A Comprehensive Failure

This quote from Gab effectively summarized my opinion on the second Elizabethan era:

“The worst Queen of England in history. The day she took the throne England was 99.7% White English. She leaves this world with White English a minority of the population in London.”

Queen Elizabeth II cannot be blamed for the winding-up of the British Empire, as that was already inevitable and well underway at the time she succeeded to the throne. But she can, and she should, be held responsible for her embrace of the Commonwealth, which proved to be the locus of the invasion of Great Britain by its former subjects.

In addition to her failure to protect her nation from invasion and loss of sovereignty, she also presided over the feminization and homosexualization of the Anglican Church, of which she was the head.

Of her three primary responsibilities, she completely failed two of them. She left both her nation and her Church worse off than she found them, and in dire straits. But she did succeed in a queen’s most important task; she secured the succession and has secured it for at least two more generations to come. Therefore, she cannot be described as a complete failure, merely a comprehensive one.

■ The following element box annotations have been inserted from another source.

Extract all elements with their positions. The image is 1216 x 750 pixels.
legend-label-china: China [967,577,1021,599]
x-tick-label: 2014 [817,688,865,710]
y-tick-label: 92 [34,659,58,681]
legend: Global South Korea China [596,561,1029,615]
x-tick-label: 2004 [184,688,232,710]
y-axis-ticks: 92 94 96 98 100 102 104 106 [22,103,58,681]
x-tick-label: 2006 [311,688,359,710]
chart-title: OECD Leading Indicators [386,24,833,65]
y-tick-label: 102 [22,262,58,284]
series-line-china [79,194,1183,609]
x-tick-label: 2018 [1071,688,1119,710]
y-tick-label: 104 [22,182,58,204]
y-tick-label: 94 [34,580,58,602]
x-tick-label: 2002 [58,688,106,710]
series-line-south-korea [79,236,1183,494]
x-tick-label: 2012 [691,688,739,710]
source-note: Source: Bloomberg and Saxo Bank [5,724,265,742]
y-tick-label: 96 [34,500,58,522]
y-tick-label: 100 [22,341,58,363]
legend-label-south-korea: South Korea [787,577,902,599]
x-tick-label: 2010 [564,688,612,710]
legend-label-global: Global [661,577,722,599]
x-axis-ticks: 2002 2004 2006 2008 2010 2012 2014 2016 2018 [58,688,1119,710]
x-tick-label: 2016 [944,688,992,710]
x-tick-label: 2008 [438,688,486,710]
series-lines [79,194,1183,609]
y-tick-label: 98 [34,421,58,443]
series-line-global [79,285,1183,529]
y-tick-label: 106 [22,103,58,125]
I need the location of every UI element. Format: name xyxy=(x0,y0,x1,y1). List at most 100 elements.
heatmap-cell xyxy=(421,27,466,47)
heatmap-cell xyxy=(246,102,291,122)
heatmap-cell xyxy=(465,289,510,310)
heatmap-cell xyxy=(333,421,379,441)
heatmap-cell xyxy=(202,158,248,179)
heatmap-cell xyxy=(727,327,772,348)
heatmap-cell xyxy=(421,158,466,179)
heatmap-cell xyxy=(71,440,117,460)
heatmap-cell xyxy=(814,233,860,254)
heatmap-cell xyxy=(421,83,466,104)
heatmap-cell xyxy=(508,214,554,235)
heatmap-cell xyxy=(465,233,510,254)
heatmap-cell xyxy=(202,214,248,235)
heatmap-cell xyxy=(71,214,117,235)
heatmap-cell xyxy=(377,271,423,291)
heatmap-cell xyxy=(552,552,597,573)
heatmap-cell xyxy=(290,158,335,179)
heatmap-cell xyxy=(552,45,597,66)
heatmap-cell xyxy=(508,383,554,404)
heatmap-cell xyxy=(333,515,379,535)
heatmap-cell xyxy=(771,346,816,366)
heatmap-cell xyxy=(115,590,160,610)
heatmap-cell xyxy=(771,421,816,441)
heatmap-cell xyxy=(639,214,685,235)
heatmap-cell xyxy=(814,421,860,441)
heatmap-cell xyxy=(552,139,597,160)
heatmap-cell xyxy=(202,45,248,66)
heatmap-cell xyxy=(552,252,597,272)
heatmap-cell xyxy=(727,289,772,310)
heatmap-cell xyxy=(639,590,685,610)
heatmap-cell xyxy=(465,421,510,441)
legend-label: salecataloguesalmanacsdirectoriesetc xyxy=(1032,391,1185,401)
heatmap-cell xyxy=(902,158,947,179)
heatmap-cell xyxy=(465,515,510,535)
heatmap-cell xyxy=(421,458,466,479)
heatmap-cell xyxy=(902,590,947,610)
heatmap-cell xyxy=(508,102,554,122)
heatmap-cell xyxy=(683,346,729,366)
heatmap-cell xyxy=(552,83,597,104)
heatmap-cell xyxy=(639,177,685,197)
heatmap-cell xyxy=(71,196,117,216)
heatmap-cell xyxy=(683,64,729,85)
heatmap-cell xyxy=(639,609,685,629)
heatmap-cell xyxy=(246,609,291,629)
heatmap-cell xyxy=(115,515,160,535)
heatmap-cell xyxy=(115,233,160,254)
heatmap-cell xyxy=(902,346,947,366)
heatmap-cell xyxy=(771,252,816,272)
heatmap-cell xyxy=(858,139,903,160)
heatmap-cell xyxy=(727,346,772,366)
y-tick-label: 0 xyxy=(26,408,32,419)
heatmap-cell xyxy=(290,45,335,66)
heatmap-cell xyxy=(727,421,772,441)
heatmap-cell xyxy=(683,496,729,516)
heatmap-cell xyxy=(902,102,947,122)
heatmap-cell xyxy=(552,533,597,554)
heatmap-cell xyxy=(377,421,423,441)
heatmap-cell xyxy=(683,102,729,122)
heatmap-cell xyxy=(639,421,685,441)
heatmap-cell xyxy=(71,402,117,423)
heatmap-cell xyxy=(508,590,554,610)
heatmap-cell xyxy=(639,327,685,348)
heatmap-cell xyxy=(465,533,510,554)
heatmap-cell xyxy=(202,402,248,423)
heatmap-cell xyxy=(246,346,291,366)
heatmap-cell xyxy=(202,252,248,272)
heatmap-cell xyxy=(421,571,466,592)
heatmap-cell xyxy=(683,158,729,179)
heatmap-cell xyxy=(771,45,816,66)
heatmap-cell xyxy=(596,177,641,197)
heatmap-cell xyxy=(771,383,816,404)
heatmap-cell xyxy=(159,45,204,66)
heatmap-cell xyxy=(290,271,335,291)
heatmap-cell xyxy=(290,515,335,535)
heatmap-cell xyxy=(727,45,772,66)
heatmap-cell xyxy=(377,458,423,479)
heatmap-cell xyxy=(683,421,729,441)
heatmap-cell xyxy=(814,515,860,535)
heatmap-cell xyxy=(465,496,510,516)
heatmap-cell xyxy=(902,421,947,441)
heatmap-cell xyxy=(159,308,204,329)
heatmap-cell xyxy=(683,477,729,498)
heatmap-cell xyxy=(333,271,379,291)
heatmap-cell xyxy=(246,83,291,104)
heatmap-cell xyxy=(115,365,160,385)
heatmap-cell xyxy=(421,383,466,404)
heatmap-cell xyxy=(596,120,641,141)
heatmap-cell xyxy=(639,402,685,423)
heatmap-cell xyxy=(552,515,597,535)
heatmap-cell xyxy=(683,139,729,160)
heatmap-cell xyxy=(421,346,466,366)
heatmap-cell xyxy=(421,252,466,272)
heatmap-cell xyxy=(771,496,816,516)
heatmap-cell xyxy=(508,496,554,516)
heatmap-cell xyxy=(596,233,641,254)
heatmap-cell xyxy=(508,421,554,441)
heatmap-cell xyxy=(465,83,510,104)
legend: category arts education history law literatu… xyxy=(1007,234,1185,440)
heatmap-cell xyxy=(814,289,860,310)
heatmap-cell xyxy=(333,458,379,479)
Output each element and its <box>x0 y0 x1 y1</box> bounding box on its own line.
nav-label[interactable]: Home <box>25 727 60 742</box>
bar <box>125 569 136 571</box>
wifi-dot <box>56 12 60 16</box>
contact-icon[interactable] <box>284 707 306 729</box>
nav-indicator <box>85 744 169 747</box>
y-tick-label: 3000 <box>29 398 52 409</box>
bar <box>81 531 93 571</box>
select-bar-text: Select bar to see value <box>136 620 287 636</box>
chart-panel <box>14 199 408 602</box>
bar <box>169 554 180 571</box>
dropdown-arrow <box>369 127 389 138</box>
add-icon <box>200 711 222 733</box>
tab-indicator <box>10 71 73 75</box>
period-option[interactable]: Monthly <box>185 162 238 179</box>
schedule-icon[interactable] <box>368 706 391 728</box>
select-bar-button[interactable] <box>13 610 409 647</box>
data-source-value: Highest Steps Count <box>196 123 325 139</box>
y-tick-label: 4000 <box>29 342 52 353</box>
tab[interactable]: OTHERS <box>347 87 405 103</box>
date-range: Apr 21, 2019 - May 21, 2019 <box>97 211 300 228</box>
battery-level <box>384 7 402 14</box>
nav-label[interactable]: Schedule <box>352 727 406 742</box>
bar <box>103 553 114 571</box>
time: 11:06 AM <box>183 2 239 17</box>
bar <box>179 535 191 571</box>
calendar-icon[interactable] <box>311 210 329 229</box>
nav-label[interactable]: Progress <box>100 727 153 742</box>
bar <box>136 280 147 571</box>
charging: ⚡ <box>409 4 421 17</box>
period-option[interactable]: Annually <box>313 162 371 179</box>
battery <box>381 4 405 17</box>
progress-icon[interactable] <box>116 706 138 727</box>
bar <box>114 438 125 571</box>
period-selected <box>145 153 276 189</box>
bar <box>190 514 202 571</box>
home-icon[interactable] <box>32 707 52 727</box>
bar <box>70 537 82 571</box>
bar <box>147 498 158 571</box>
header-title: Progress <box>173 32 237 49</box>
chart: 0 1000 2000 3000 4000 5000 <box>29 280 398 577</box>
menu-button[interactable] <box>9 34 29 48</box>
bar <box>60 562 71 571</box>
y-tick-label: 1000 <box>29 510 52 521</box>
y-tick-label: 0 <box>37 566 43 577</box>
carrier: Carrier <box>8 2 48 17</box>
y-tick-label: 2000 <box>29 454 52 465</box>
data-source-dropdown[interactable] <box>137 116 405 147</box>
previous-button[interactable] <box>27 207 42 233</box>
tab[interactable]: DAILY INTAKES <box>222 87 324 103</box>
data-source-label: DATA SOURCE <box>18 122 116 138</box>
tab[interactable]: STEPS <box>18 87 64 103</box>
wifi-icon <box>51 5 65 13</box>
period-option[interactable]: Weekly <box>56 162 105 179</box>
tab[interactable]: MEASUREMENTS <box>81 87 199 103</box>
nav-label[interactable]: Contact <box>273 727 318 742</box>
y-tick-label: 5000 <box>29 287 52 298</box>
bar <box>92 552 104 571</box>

The decline of England on her watch wasn’t all her fault, of course. She was a constitutional monarch, not an absolute one. But it must be noted that not only did she do nothing to stop the decline, the very little that she did do made matters worse, such as when she intervened to convince a reluctant Margaret Thatcher to have Britain join the anti-apartheid sanctions regime against her own Commonwealth subjects in South Africa.

As a national figurehead, she did her duty remarkably well. Her personal comportment was admirable and she carried the weight of her public role with incredible grace and dignity. Her work ethic was unparalleled. But, as the new British Prime Minister said, “she was the rock on which modern Britain was founded,” and that is damning praise indeed.